Some critiques, like those of Vaclav Smil, are more fundamental. 

“I wouldn’t put a big trust in what people in Silicon Valley say,” he proffered in one interview in Noema casting doubt on the “salvation through technology” crowd. “They may be good at manipulating ones and zeroes and writing software, but beyond that their contribution to human progress has been pretty dismal. I’m not impressed. Their understanding of the net use of resources has been very poor.”

Much of the discussion with Kai-Fu Lee centered on the massive use of fossil-fuel energy to cool the data servers located around the world where the millions of calculations required by AI take place.

Smil doesn’t miss this point when it comes to smartphones that, while replacing the mainframe computers of old, use far more energy inputs as ubiquitous devices flooding the world: “You can digitize the control process, but not the material force. That remains the same. The idea that somehow digitalization is leading to the dematerialization of the economy is ridiculous,” he cuttingly notes.

The materials scientist calls for curbing upstream over-consumption that devours so many resources for frivolous ends as the only sure path to dematerialization. He has also pointed out that batteries can only store the energy source they download from the grid. If you are in Denmark, that is mostly from renewable sources. If you are anywhere else, it is mainly still from fossil fuels.

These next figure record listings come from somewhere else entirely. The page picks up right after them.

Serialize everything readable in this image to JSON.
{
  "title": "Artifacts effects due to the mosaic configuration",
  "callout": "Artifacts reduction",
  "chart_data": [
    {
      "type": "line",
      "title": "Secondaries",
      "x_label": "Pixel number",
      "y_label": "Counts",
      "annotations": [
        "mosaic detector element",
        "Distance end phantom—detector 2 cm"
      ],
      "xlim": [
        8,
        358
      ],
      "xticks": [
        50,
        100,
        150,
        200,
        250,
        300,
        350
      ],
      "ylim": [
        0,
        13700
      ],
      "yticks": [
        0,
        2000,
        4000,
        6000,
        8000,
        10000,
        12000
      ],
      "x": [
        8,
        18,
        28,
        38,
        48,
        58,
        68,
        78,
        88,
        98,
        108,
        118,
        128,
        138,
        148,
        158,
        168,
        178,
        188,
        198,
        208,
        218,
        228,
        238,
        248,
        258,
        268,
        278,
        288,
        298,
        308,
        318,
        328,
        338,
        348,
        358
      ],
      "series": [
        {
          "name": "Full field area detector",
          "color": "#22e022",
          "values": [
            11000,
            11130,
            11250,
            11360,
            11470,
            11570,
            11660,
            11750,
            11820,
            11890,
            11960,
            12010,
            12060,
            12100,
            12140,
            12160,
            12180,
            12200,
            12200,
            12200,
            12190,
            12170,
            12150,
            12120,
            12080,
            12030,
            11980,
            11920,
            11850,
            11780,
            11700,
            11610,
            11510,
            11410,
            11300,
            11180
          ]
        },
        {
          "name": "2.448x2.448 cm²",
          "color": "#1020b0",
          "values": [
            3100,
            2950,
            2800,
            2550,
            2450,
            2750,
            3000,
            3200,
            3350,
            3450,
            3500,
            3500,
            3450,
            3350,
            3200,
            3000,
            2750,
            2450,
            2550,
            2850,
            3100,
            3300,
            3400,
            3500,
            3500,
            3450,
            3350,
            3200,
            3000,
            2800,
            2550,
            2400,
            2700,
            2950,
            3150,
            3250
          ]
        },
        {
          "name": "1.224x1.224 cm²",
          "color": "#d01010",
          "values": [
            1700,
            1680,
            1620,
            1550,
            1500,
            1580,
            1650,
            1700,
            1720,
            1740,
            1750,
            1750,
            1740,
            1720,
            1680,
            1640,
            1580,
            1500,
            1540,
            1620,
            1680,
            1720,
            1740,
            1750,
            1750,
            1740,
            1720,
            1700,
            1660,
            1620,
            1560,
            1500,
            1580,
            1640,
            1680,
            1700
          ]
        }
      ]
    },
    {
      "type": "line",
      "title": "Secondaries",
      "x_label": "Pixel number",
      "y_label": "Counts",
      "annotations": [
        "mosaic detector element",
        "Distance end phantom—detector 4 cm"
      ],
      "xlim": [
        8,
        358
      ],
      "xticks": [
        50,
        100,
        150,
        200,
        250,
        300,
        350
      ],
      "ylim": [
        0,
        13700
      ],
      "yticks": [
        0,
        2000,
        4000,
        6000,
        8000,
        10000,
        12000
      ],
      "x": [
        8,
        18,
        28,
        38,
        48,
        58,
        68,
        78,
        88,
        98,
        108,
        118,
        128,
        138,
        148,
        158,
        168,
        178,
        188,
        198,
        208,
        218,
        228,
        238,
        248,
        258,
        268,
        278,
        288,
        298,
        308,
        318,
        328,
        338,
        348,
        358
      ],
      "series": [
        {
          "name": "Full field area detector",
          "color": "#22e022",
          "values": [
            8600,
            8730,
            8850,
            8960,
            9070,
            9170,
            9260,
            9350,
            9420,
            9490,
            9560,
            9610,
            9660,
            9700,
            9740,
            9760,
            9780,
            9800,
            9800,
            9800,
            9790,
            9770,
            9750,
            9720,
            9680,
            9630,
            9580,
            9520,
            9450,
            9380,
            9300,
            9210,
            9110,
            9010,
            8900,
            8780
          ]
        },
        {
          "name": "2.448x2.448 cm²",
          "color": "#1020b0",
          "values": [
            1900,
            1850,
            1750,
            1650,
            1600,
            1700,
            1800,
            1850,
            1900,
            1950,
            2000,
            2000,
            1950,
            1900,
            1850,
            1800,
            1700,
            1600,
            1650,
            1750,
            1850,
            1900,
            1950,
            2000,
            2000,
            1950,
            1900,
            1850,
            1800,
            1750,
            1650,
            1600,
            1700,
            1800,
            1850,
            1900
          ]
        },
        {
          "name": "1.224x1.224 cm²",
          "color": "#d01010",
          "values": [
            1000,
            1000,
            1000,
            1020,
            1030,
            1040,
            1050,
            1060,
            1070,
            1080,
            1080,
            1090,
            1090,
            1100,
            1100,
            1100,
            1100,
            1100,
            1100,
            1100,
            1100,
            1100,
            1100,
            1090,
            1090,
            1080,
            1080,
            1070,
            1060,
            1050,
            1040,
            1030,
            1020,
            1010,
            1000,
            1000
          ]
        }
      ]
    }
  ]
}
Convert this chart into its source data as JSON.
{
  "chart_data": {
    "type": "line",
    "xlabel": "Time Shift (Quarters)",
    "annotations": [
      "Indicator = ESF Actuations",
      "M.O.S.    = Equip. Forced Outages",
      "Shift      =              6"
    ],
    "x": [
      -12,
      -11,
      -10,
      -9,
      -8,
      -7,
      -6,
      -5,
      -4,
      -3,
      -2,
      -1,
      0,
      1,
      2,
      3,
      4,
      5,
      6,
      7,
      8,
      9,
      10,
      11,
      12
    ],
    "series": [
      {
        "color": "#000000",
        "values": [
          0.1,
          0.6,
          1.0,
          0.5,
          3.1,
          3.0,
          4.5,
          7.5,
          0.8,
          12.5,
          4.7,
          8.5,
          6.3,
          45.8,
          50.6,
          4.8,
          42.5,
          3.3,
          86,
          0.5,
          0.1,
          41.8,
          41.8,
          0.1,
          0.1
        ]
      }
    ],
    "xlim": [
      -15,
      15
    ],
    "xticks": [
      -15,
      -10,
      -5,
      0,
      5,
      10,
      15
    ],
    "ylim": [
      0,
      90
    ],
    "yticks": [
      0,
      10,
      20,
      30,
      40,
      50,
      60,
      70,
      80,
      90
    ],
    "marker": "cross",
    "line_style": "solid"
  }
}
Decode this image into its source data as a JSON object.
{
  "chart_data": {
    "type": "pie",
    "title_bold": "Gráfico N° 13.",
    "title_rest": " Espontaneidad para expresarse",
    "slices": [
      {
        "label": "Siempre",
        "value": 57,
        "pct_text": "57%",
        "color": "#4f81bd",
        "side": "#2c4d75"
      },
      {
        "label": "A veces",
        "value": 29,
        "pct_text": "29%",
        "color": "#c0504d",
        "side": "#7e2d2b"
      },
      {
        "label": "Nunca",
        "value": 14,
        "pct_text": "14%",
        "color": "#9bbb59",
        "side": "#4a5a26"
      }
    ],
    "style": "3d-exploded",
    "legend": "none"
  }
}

It All Comes Back To Governance

Putting all this together, there is no mileage in either ignoring the downside of today’s largely advantageous technological advances or regretting the future by sabotaging their promise with ideological dispositions from another era. 

Beyond exposing the exploitation of precarious data workers, for example, why not champion a fair sharing of the vast new wealth AI is creating through fostering an ownership stake by all, including those workers, in the digital economy? Instead of pitting technology against nature in the effort to curb global warming or root out genetically encoded disease, why not seek to align human, machine and natural intelligence along one axis of planetary and biological resilience?

In the end it all comes back to good governance amid perpetual change, the aim of which is to shepherd the new into the old by buffering the collateral damage that at first may outweigh longer-term benefits before they can take hold. 

Like the homeostasis of all organisms, governance is the regulator, arbiter and navigator of human affairs. It processes emotion, not least fear or blind fervor, through reason as the means by which societies not only survive but thrive by adapting to change. 

Noema’s contribution to this endeavor is to not take sides with polemical zeal between myopic cheerleaders of the times ahead and those who only dwell on the sharper edges of creative destruction, but expose the multiplicity of dimensions and connect them through the perspective of the whole.